GC : Tellement bien que cela crée une dynamique et de nouveaux partenariats car toutes les parties prenantes sont gagnantes. Les entreprises et les universités ont besoin de futurs scientifiques et nous avons besoin de scientifiques pédagogiques. Cette innovation est incrémentale et ascendante. A chacun de l’adapter en fonction du profil de l’établissement. En 2016, le lycée Jean Michel de Lons-le-Saunier a déjà reproduit cette forme de compétition avec sa section européenne-allemand. En mars 2017, le lycée français de Francfort adaptera ce type de tournoi grâce à sa section européenne-anglais et son bassin industriel.
CR : Votre établissement est un lycée franco-allemand en Allemagne. Qu’est-ce que cela change par rapport à nos lycées en France?

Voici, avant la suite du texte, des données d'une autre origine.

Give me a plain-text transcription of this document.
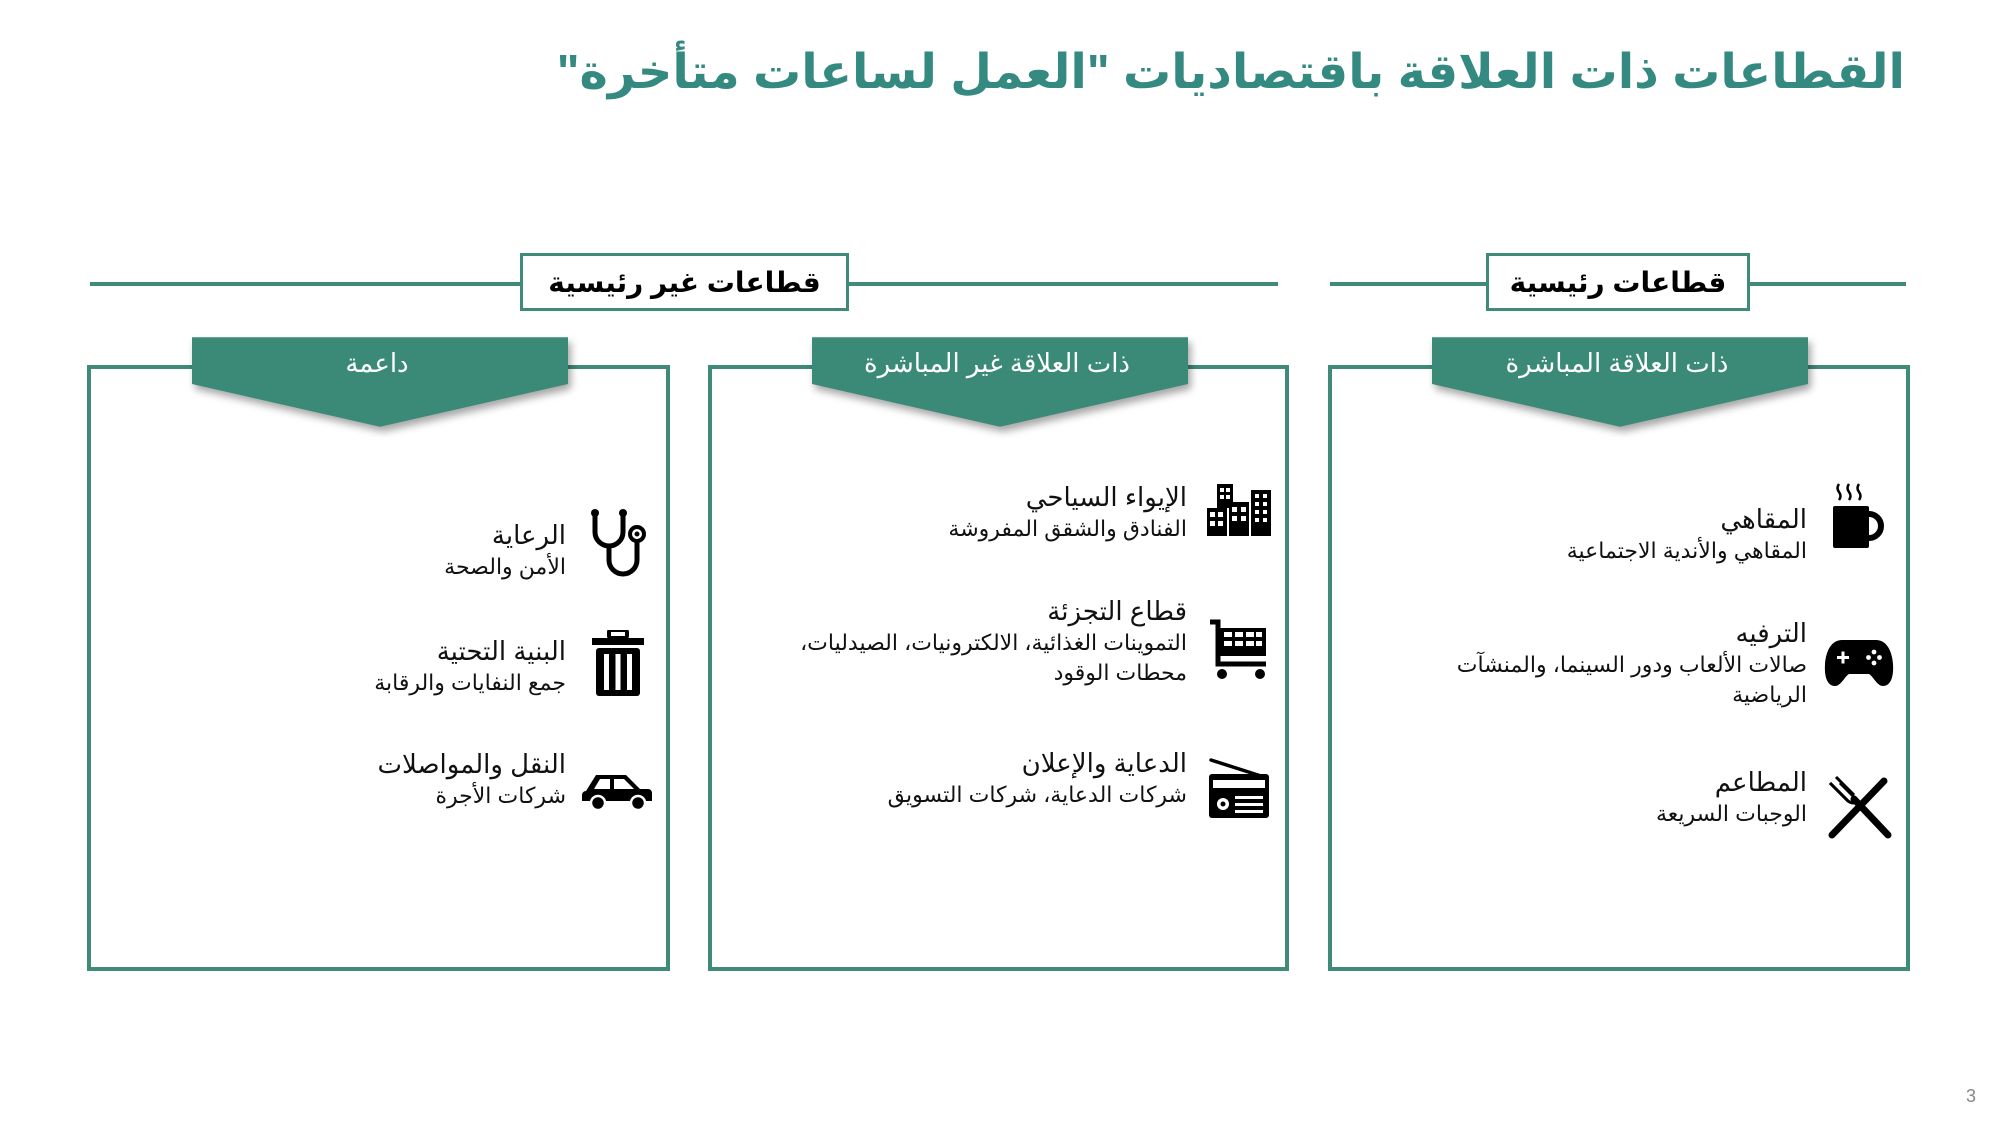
القطاعات ذات العلاقة باقتصاديات "العمل لساعات متأخرة"
قطاعات رئيسية
قطاعات غير رئيسية
ذات العلاقة المباشرة
ذات العلاقة غير المباشرة
داعمة
المقاهي
المقاهي والأندية الاجتماعية
الترفيه
صالات الألعاب ودور السينما، والمنشآت الرياضية
المطاعم
الوجبات السريعة
الإيواء السياحي
الفنادق والشقق المفروشة
قطاع التجزئة
التموينات الغذائية، الالكترونيات، الصيدليات، محطات الوقود
الدعاية والإعلان
شركات الدعاية، شركات التسويق
الرعاية
الأمن والصحة
البنية التحتية
جمع النفايات والرقابة
النقل والمواصلات
شركات الأجرة
3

GC : Cet établissement est particulier puisqu’il est biculturel et binational, avec environ 1/3 de collègues français et 2/3 de collègues allemands, un proviseur allemand et une proviseure française, et nos élèves viennent de Freiburg et de sa région mais aussi d’Alsace et de Suisse. On trouve 2 autres lycées franco-allemands: à Buc près de Versailles et à Sarrebruck. Le programme enseigné au collège et au lycée est donc un compromis entre les 3 systèmes éducatifs: celui de l’éducation nationale, celui de la Sarre et celui du Bade- Wurtemberg.
CR : cette bivalence de l’établissement est-elle un problème parfois ?
GC : Dans cet établissement, nous sommes donc toujours à la recherche du compromis. On ne peut pas faire autrement au quotidien. C’est vrai pour le fonctionnement de la direction mais aussi entre les collègues, avec et entre les élèves et bien entendu avec les parents. Cela transparait également dans les méthodes pédagogiques et les projets menés. Cette recherche du compromis engendre beaucoup d’engagement de la part de toute la communauté scolaire…et parfois aussi un peu de frustration.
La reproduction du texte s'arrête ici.